大地が穢れてから動物たちが激減していると聞いていたのに・・・。
ここは特に自然に恵まれているのか、この漁具がすごいんだろうか?
「オスカー様、川魚獲って参りました!今日は5匹も罠に掛かってましたよ。
すごいですねあの罠、あんな漁具見た事もありません!」
「ああ、あれは”ずうけ”というんだ。ところで様付で呼ぶのはいい加減
やめてくれ」
大喜びでオスカー様に報告したら、彼は照れくさそうにそう言った。
やめてくれと言われても命の恩人なのだから、そういう訳にもいかない。
はにかんだ彼の笑顔に少しドキドキしてしまったのは内緒。
それにしても驚いたのは、オスカー様が農業を諦めていなかった事だ。
あの戦争のせいで大地が穢れ、作物は育たないと言うのが世界中で
常識になっていると聞いていたのに彼の答えは・・・。
「マーガレット、それでも俺は諦めたくないんだ。
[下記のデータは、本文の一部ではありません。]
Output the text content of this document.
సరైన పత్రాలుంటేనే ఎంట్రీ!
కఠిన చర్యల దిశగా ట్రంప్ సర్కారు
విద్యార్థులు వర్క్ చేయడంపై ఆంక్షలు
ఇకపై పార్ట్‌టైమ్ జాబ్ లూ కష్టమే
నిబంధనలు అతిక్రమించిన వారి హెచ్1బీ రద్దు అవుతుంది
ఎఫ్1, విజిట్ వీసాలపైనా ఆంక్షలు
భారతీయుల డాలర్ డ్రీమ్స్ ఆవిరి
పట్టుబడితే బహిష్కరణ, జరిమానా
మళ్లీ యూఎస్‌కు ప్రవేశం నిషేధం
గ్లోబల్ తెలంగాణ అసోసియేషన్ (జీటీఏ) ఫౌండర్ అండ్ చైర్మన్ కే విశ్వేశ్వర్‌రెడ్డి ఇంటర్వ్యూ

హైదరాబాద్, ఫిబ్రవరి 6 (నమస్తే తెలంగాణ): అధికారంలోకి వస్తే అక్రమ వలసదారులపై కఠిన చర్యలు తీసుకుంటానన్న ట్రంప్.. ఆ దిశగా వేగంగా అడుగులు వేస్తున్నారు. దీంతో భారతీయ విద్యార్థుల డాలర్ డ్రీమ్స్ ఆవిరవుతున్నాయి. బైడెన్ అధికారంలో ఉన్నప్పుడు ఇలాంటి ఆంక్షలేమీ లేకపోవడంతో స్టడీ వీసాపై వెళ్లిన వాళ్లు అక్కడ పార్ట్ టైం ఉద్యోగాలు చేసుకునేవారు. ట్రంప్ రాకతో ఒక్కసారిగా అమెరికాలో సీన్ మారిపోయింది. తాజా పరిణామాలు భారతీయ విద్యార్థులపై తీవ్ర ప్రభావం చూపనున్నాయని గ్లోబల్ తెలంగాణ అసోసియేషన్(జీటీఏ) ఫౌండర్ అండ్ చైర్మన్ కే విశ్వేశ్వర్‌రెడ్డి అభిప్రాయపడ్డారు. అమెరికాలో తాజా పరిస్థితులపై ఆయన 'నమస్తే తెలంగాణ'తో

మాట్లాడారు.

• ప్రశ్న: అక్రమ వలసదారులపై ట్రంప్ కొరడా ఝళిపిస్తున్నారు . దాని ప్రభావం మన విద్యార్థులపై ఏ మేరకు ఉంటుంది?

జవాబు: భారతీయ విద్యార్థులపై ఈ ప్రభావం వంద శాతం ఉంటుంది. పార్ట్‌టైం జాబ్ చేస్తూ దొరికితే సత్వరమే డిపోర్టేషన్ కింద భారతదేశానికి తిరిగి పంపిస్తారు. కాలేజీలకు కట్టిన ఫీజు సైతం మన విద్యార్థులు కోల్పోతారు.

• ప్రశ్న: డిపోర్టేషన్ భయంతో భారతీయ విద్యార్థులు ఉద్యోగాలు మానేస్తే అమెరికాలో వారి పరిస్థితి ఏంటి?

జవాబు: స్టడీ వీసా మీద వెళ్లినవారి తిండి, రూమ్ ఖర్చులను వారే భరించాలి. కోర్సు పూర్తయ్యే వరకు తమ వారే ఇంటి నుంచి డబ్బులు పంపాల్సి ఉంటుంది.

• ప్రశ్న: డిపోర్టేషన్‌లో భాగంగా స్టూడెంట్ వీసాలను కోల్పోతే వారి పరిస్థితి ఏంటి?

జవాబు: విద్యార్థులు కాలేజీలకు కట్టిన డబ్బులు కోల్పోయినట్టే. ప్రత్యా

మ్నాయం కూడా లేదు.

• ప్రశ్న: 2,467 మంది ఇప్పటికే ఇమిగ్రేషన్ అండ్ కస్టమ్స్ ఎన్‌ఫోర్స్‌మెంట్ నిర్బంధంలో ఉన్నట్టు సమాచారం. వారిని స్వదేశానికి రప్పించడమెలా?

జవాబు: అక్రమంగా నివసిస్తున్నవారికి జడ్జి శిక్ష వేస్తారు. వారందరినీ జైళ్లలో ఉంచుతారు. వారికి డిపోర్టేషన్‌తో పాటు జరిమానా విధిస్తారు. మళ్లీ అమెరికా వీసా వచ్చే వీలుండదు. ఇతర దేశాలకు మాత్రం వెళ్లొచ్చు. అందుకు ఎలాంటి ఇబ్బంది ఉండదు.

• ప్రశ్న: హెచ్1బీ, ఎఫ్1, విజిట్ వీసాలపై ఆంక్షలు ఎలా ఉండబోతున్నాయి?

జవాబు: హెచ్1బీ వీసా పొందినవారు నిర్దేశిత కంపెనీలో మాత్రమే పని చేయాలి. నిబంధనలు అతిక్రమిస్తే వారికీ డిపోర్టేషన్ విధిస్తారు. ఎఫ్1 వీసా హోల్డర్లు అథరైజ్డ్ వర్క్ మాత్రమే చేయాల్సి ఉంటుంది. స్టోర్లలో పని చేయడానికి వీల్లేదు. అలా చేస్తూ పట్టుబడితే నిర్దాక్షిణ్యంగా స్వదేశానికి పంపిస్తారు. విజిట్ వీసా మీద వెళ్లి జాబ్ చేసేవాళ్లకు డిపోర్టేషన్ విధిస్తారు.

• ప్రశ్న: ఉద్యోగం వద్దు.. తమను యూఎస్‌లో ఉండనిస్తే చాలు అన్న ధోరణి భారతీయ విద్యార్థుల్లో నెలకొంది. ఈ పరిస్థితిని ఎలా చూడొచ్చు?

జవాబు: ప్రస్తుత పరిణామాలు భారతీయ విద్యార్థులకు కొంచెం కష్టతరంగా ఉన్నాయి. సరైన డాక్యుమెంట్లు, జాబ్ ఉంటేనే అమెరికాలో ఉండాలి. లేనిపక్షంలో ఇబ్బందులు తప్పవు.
穀物を何でもいいから
育てないと安定した食は得られない。だからここ何年も勉強してきたんだ。
この過酷な環境でも諦めなければきっと実りは訪れると思っている」
「そう・・・なんですね。わかりました!何かお手伝いできることは
ありませんか?微力かもしれませんがオスカー様のお力になりたいんです!」
と言われ思わずそう言葉が口から出てしまった。
だからたとえ失敗したとしても私は彼を全力でお支えしようと思う。
不思議と彼なら不可能も可能にしてしまうのではないか?と
思わせる独特の雰囲気があったのだ。
「ねえお姉ちゃん、オスカー様ってとっても良い人だね」
「そうね」
「それにおさかながすっごく美味しいし、パパもママもここに住んだら
いいのにな~。きっと楽しいよ!」
「・・・・・・・」
確かにここは私達が住んでいた場所と違って略奪や強盗もない。
人が周りに住んでいない事もあるが治安がいいというのは何物にも代えがたい。
とはいえ食料の調達が難しいのはそれほど変わらない。
人が増えればそれだけ色々な問題も起こってしまうだろう。
だから勝手に移り住んではきっとオスカー様に迷惑が掛かってしまう。
それだけは絶対に避けなければ・・・・。
ただ幼いリーシアにとっては親と離れて暮らすのは辛いだろうな。
寂しさからか夜中にぐずって泣き出すのはもう毎日だ。
その度にオスカー様に迷惑の掛からないように口を覆って外に連れ出し
泣き止むまで抱っこして歩いた。
正直私だって泣いてしまいたい。父さん母さんが恋しいのは私も一緒だ。
でも強くあらねば。
この子が大きくなって自立できるようになるまで私が守らないと。
もしオスカー様に捨てられたらと思うとぞっとする。
もうモンスターの徘徊する森を彷徨うのは嫌だ。
嫌だ。いやだ。嫌だ。
いざとなったら私の身体を彼に売ってでも置いてもらう覚悟はある。
オスカー様に限ってそんな事を許すような人ではないと思いたいけど
私は前の街で優しかった人が急に豹変する姿を何度も見て来た。
信じたいけど甘えた考えは持たないようにしないと・・・・。
それまでは自分に出来ることを毎日精一杯やろう。。。